Darren Fletcher, another witness, had also seen what Billington had done and he risked his own life by driving the fuel tanker out of immediate danger.
"It seems a fire was lit on the grass underneath the lorry and it was perhaps that which led him to get into the vehicle and reverse it back off the grass and on to the road," Miss Rickman said.
"Having done that he went to the house and tried to put the fires out but unfortunately the fire was too fierce."
About 30 firefighters tackled the blaze at the couple's bungalow, which suffered "significant" damage in the fire.
Three hours later police arrested Billington, who was wearing a boiler suit and a rugby shirt he had stolen from a washing line owned by Oliver Towers.
Upon his arrest he asked police: "Was anybody hurt?"
"Police attended his place of work found a note written by him which appeared to be written to his children," the prosecutor said.
The court heard that following the incident Mrs Billington has been left homeless with the fire destroying the bungalow and many of her possessions.
"She says she has been having nightmares and she has lost a lot of confidence," Miss Rickman said.
Timothy Shorter, defending, described Billington's "exemplary" military career and said that during the first Gulf War he worked as a medic treating injured servicemen arriving back at RAF Lyneham from Iraq.
"He is a man who for more than a quarter of a century served his country honourably," he said.
"But through one day's folly and stupidity he finds himself facing a substantial sentence of imprisonment.
"There are two words which perhaps sum up what happened to Mr Billington in those few hours immediately before the incident and they are his words: 'something snapped'.
"He is clearly a man who has served his country and clearly something snapped.

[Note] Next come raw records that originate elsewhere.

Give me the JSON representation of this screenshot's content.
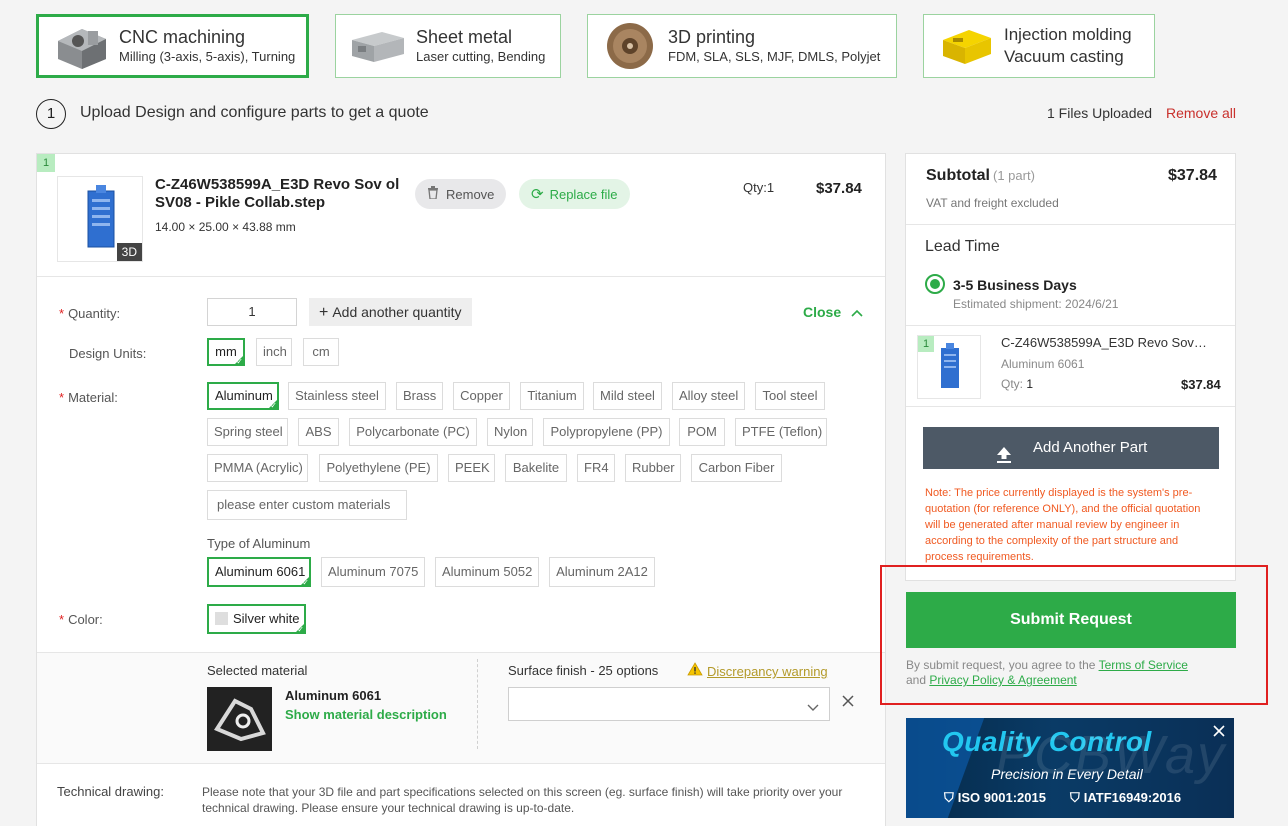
{
  "process_tabs": [
    {
      "title": "CNC machining",
      "subtitle": "Milling (3-axis, 5-axis), Turning",
      "active": true
    },
    {
      "title": "Sheet metal",
      "subtitle": "Laser cutting, Bending",
      "active": false
    },
    {
      "title": "3D printing",
      "subtitle": "FDM, SLA, SLS, MJF, DMLS, Polyjet",
      "active": false
    },
    {
      "title": "Injection molding",
      "subtitle": "Vacuum casting",
      "active": false
    }
  ],
  "step": {
    "number": "1",
    "text": "Upload Design and configure parts to get a quote"
  },
  "files_uploaded": "1 Files Uploaded",
  "remove_all": "Remove all",
  "part": {
    "index": "1",
    "badge": "3D",
    "name": "C-Z46W538599A_E3D Revo Sov ol SV08 - Pikle Collab.step",
    "dimensions": "14.00 × 25.00 × 43.88 mm",
    "remove_label": "Remove",
    "replace_label": "Replace file",
    "qty": "Qty:1",
    "price": "$37.84"
  },
  "config": {
    "quantity_label": "Quantity:",
    "quantity_value": "1",
    "add_quantity": "Add another quantity",
    "close_label": "Close",
    "units_label": "Design Units:",
    "units": [
      "mm",
      "inch",
      "cm"
    ],
    "material_label": "Material:",
    "materials": [
      "Aluminum",
      "Stainless steel",
      "Brass",
      "Copper",
      "Titanium",
      "Mild steel",
      "Alloy steel",
      "Tool steel",
      "Spring steel",
      "ABS",
      "Polycarbonate (PC)",
      "Nylon",
      "Polypropylene (PP)",
      "POM",
      "PTFE (Teflon)",
      "PMMA (Acrylic)",
      "Polyethylene (PE)",
      "PEEK",
      "Bakelite",
      "FR4",
      "Rubber",
      "Carbon Fiber"
    ],
    "custom_material_placeholder": "please enter custom materials",
    "type_label": "Type of Aluminum",
    "types": [
      "Aluminum 6061",
      "Aluminum 7075",
      "Aluminum 5052",
      "Aluminum 2A12"
    ],
    "color_label": "Color:",
    "color_value": "Silver white"
  },
  "selected_material": {
    "heading": "Selected material",
    "name": "Aluminum 6061",
    "link": "Show material description"
  },
  "surface": {
    "label": "Surface finish - 25 options",
    "warning": "Discrepancy warning",
    "value": ""
  },
  "technical": {
    "label": "Technical drawing:",
    "note": "Please note that your 3D file and part specifications selected on this screen (eg. surface finish) will take priority over your technical drawing. Please ensure your technical drawing is up-to-date."
  },
  "summary": {
    "subtotal_label": "Subtotal",
    "parts_count": "(1 part)",
    "subtotal": "$37.84",
    "vat_note": "VAT and freight excluded",
    "lead_time_label": "Lead Time",
    "lead_option": "3-5 Business Days",
    "shipment": "Estimated shipment: 2024/6/21",
    "item_index": "1",
    "item_name": "C-Z46W538599A_E3D Revo Sov…",
    "item_material": "Aluminum 6061",
    "item_qty_label": "Qty:",
    "item_qty": "1",
    "item_price": "$37.84",
    "add_part": "Add Another Part",
    "note": "Note: The price currently displayed is the system's pre-quotation (for reference ONLY), and the official quotation will be generated after manual review by engineer in according to the complexity of the part structure and process requirements."
  },
  "submit": {
    "label": "Submit Request",
    "agree_prefix": "By submit request, you agree to the ",
    "terms": "Terms of Service",
    "and": "and ",
    "privacy": "Privacy Policy & Agreement"
  },
  "banner": {
    "title": "Quality Control",
    "subtitle": "Precision in Every Detail",
    "cert1": "ISO 9001:2015",
    "cert2": "IATF16949:2016",
    "watermark": "PCBWay"
  },
  "colors": {
    "accent": "#2dab48",
    "danger": "#e02020",
    "dark_button": "#4d5966"
  }
}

During his lengthy prison sentence he has to find within himself why that happened.
"There is no doubt that Mr Billington is remorseful.
"He is someone who his whole life has been a leader of men and is someone that people looked up to.
"He knows what he did that day was thoroughly and ashamedly wrong and he knows it could have led to something worse.
"To put it bluntly he is very, very sorry for what happened that day."
Mr Shorter added: "Whatever this man did that day, which was wholly wrong, at least before he deliberately set the fires he had the common decency to check the house was empty."
As Judge Jarvis passed sentence he said it was only "good fortune" that the incident had not been more serious.
"It is in my view, that it is the most extremely good fortune that the incident was not more serious," the judge said.
"The impact upon Mrs Billington has been serious and profound and she had lost just about everything.
"I am told that you are full of remorse and so you should be. You have behaved in a very wicked way indeed.
"The offences are very serious offences indeed and if you had pleaded not guilty and had been found guilty I would have sentenced you into custody for 10 years.
"Having regard to your plea and what I have heard about you I sentence you to seven years' imprisonment."
The judge also praised the bravery of Mr Fletcher, who had reversed the tanker out of danger.
"Everybody needs to pay tribute to the actions of Darren Fletcher who must have realised there was some real risk to himself," he said.
"These are the actions of a very brave person."
Balding Billington, who was wearing a grey suit, white shirt and claret tie, showed no emotion as he was led away to start his sentence.
Mrs Billington did not wish to comment as she left court.